Thank you for the dance.

What happened to you? Where did you go after the night of 30 cigarettes and 12 shots of whiskey? Did the stain of possibilities chase you out the back door into the cold New York night?

Years have come and gone, yet thoughts of you swirl around my mind like smoke. Settling on me, visible in front of me like rays of light from your grandmother’s old lamp – the one with the linen shade. You told me it reminded you of your “pa-pa.” Whatever that meant, I’m still not sure. I can see you, but there is nothing for me to grab hold of. The moment I reach out, you swirl and disappear. Poof.

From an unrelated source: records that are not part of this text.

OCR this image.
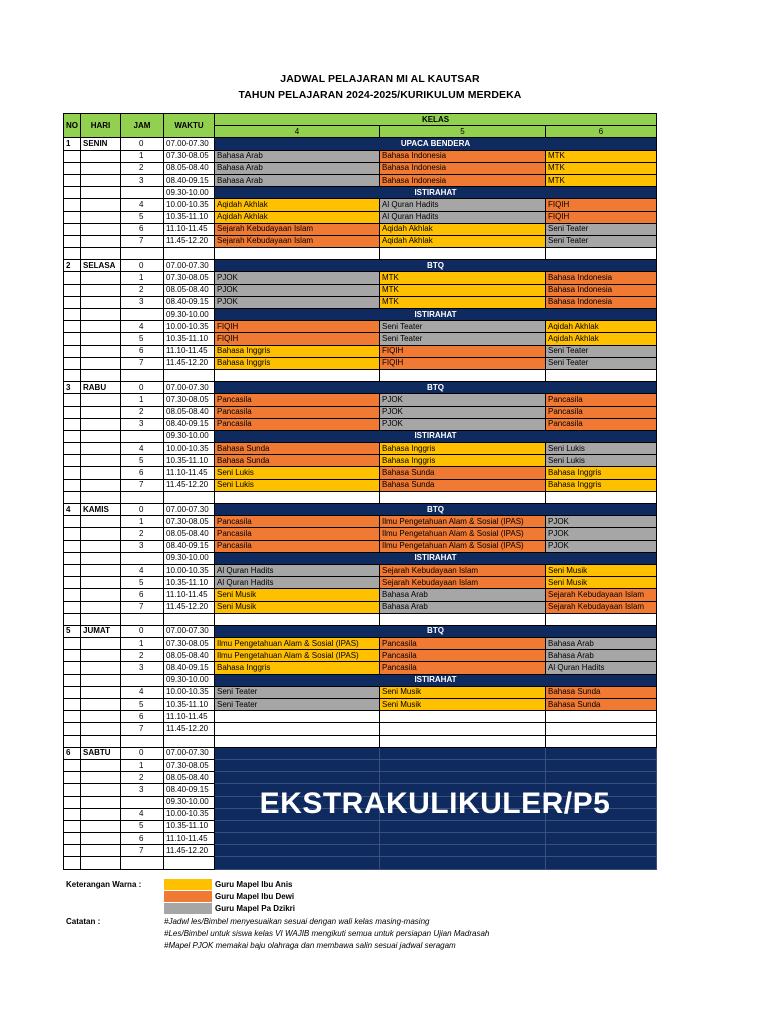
JADWAL PELAJARAN MI AL KAUTSAR
TAHUN PELAJARAN 2024-2025/KURIKULUM MERDEKA
NO	HARI	JAM	WAKTU	KELAS		
				4	5	6
1	SENIN	0	07.00-07.30	UPACA BENDERA		
		1	07.30-08.05	Bahasa Arab	Bahasa Indonesia	MTK
		2	08.05-08.40	Bahasa Arab	Bahasa Indonesia	MTK
		3	08.40-09.15	Bahasa Arab	Bahasa Indonesia	MTK
			09.30-10.00	ISTIRAHAT		
		4	10.00-10.35	Aqidah Akhlak	Al Quran Hadits	FIQIH
		5	10.35-11.10	Aqidah Akhlak	Al Quran Hadits	FIQIH
		6	11.10-11.45	Sejarah Kebudayaan Islam	Aqidah Akhlak	Seni Teater
		7	11.45-12.20	Sejarah Kebudayaan Islam	Aqidah Akhlak	Seni Teater

2	SELASA	0	07.00-07.30	BTQ		
		1	07.30-08.05	PJOK	MTK	Bahasa Indonesia
		2	08.05-08.40	PJOK	MTK	Bahasa Indonesia
		3	08.40-09.15	PJOK	MTK	Bahasa Indonesia
			09.30-10.00	ISTIRAHAT		
		4	10.00-10.35	FIQIH	Seni Teater	Aqidah Akhlak
		5	10.35-11.10	FIQIH	Seni Teater	Aqidah Akhlak
		6	11.10-11.45	Bahasa Inggris	FIQIH	Seni Teater
		7	11.45-12.20	Bahasa Inggris	FIQIH	Seni Teater

3	RABU	0	07.00-07.30	BTQ		
		1	07.30-08.05	Pancasila	PJOK	Pancasila
		2	08.05-08.40	Pancasila	PJOK	Pancasila
		3	08.40-09.15	Pancasila	PJOK	Pancasila
			09.30-10.00	ISTIRAHAT		
		4	10.00-10.35	Bahasa Sunda	Bahasa Inggris	Seni Lukis
		5	10.35-11.10	Bahasa Sunda	Bahasa Inggris	Seni Lukis
		6	11.10-11.45	Seni Lukis	Bahasa Sunda	Bahasa Inggris
		7	11.45-12.20	Seni Lukis	Bahasa Sunda	Bahasa Inggris

4	KAMIS	0	07.00-07.30	BTQ		
		1	07.30-08.05	Pancasila	Ilmu Pengetahuan Alam & Sosial (IPAS)	PJOK
		2	08.05-08.40	Pancasila	Ilmu Pengetahuan Alam & Sosial (IPAS)	PJOK
		3	08.40-09.15	Pancasila	Ilmu Pengetahuan Alam & Sosial (IPAS)	PJOK
			09.30-10.00	ISTIRAHAT		
		4	10.00-10.35	Al Quran Hadits	Sejarah Kebudayaan Islam	Seni Musik
		5	10.35-11.10	Al Quran Hadits	Sejarah Kebudayaan Islam	Seni Musik
		6	11.10-11.45	Seni Musik	Bahasa Arab	Sejarah Kebudayaan Islam
		7	11.45-12.20	Seni Musik	Bahasa Arab	Sejarah Kebudayaan Islam

5	JUMAT	0	07.00-07.30	BTQ		
		1	07.30-08.05	Ilmu Pengetahuan Alam & Sosial (IPAS)	Pancasila	Bahasa Arab
		2	08.05-08.40	Ilmu Pengetahuan Alam & Sosial (IPAS)	Pancasila	Bahasa Arab
		3	08.40-09.15	Bahasa Inggris	Pancasila	Al Quran Hadits
			09.30-10.00	ISTIRAHAT		
		4	10.00-10.35	Seni Teater	Seni Musik	Bahasa Sunda
		5	10.35-11.10	Seni Teater	Seni Musik	Bahasa Sunda
		6	11.10-11.45			
		7	11.45-12.20			

6	SABTU	0	07.00-07.30			
		1	07.30-08.05			
		2	08.05-08.40			
		3	08.40-09.15			
			09.30-10.00			
		4	10.00-10.35			
		5	10.35-11.10			
		6	11.10-11.45			
		7	11.45-12.20			

EKSTRAKULIKULER/P5
Keterangan Warna :	Guru Mapel Ibu Anis
Guru Mapel Ibu Dewi
Guru Mapel Pa Dzikri
Catatan :	#Jadwl les/Bimbel menyesuaikan sesuai dengan wali kelas masing-masing
#Les/Bimbel untuk siswa kelas VI WAJIB mengikuti semua untuk persiapan Ujian Madrasah
#Mapel PJOK memakai baju olahraga dan membawa salin sesuai jadwal seragam
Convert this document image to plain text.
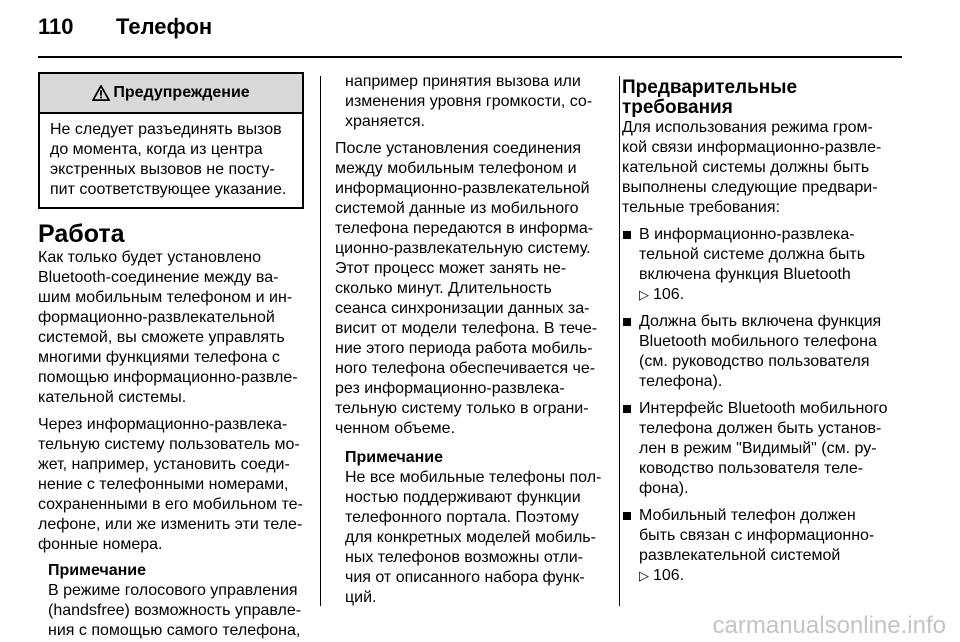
110 Телефон
Предупреждение

Не следует разъединять вызов

до момента, когда из центра

экстренных вызовов не посту-

пит соответствующее указание.

Работа

Как только будет установлено

Bluetooth-соединение между ва-

шим мобильным телефоном и ин-

формационно-развлекательной

системой, вы сможете управлять

многими функциями телефона с

помощью информационно-развле-

кательной системы.

Через информационно-развлека-

тельную систему пользователь мо-

жет, например, установить соеди-

нение с телефонными номерами,

сохраненными в его мобильном те-

лефоне, или же изменить эти теле-

фонные номера.

Примечание

В режиме голосового управления

(handsfree) возможность управле-

ния с помощью самого телефона,

например принятия вызова или

изменения уровня громкости, со-

храняется.

После установления соединения

между мобильным телефоном и

информационно-развлекательной

системой данные из мобильного

телефона передаются в информа-

ционно-развлекательную систему.

Этот процесс может занять не-

сколько минут. Длительность

сеанса синхронизации данных за-

висит от модели телефона. В тече-

ние этого периода работа мобиль-

ного телефона обеспечивается че-

рез информационно-развлека-

тельную систему только в ограни-

ченном объеме.

Примечание

Не все мобильные телефоны пол-

ностью поддерживают функции

телефонного портала. Поэтому

для конкретных моделей мобиль-

ных телефонов возможны отли-

чия от описанного набора функ-

ций.

Предварительные

требования

Для использования режима гром-

кой связи информационно-развле-

кательной системы должны быть

выполнены следующие предвари-

тельные требования:

В информационно-развлека-

тельной системе должна быть

включена функция Bluetooth

▷ 106.

Должна быть включена функция

Bluetooth мобильного телефона

(см. руководство пользователя

телефона).

Интерфейс Bluetooth мобильного

телефона должен быть установ-

лен в режим "Видимый" (см. ру-

ководство пользователя теле-

фона).

Мобильный телефон должен

быть связан с информационно-

развлекательной системой

▷ 106.

carmanualsonline.info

It’s been a year, or two, or maybe five now – who knows anymore? Is anyone even counting? Society has changed so much…and not in a good way. Or is that just how it seems to me? People have become callus; unpleasant. Everyone walks around like the world is watching them, and them alone, like they are the main attraction. No one is real anymore. Neither are you. Were you ever real? We drew each other in, only to let each other down and then use that disappointment as an excuse to believe we were better than our counterpart. Maybe I’m just getting older and have become cynical and bitter, but I don’t think so.  Only because as I sit in front of this keyboard, I still hope…no, believe, tomorrow will be better. Sending good vibes to you and your future child - I heard you were having a baby - congratulations to you. Seriously, you will make a wonderful mother.

Will your unborn child know about your endless nights? Dancing till dawn, laughing, while drinking beer, shooting it out your nose and screaming, “it burns, it burns!” all the while laughing even harder, and smiling even bigger. Will they grow up seeing you only as their mother, never knowing the girl that was wild and crazy like a summer storm, blowing over those who stood in her way, sexy in a short skirt and fancy heels. A laugh that could shatter steel and smile that could melt lead. You truly were a girl on fire.

What about the father? Does he know the same girl I used to know? Do you love him like the sun? Does he illuminate your every day? I sure hope so. I hope he is a strong personality, able to avoid getting sucked into your 5 foot 3 black hole of giant expectations. I hope you found your match.

I wonder if we met today, would we get along? Or would we circle each other like fighters in a duel, looking for an opening to strike.  Maybe neither, and barely glance at each other as we walked by.

I am glad I can smile at the thought of you as I look back, and only hope you can do the same. You were a giant among men (although you’re a woman) and I wish you always have the sun upon your face and the wind upon your back. I hope whoever you choose to walk with always hold’s your hand, and picks you up if you stumble.

We had our moment and it was a special one. Only on reflection should I call you a former teacher instead of a former lover? That is what you were. What we were. We taught each other what to do, and what not to do. We taught each other that heartbreak is only temporary, and that the future can be better than the past ever was. We taught each other to be patient and wait for tomorrow, because tomorrow holds promise. All we gotta do is wait for it, work for it, and hold on to the special someone that it brings. We also taught each other that the perfect person won’t be perfect…but imperfection is okay.

With that my old friend, I wish you the best.  Until I see you in the echoes of my dreams, farewell.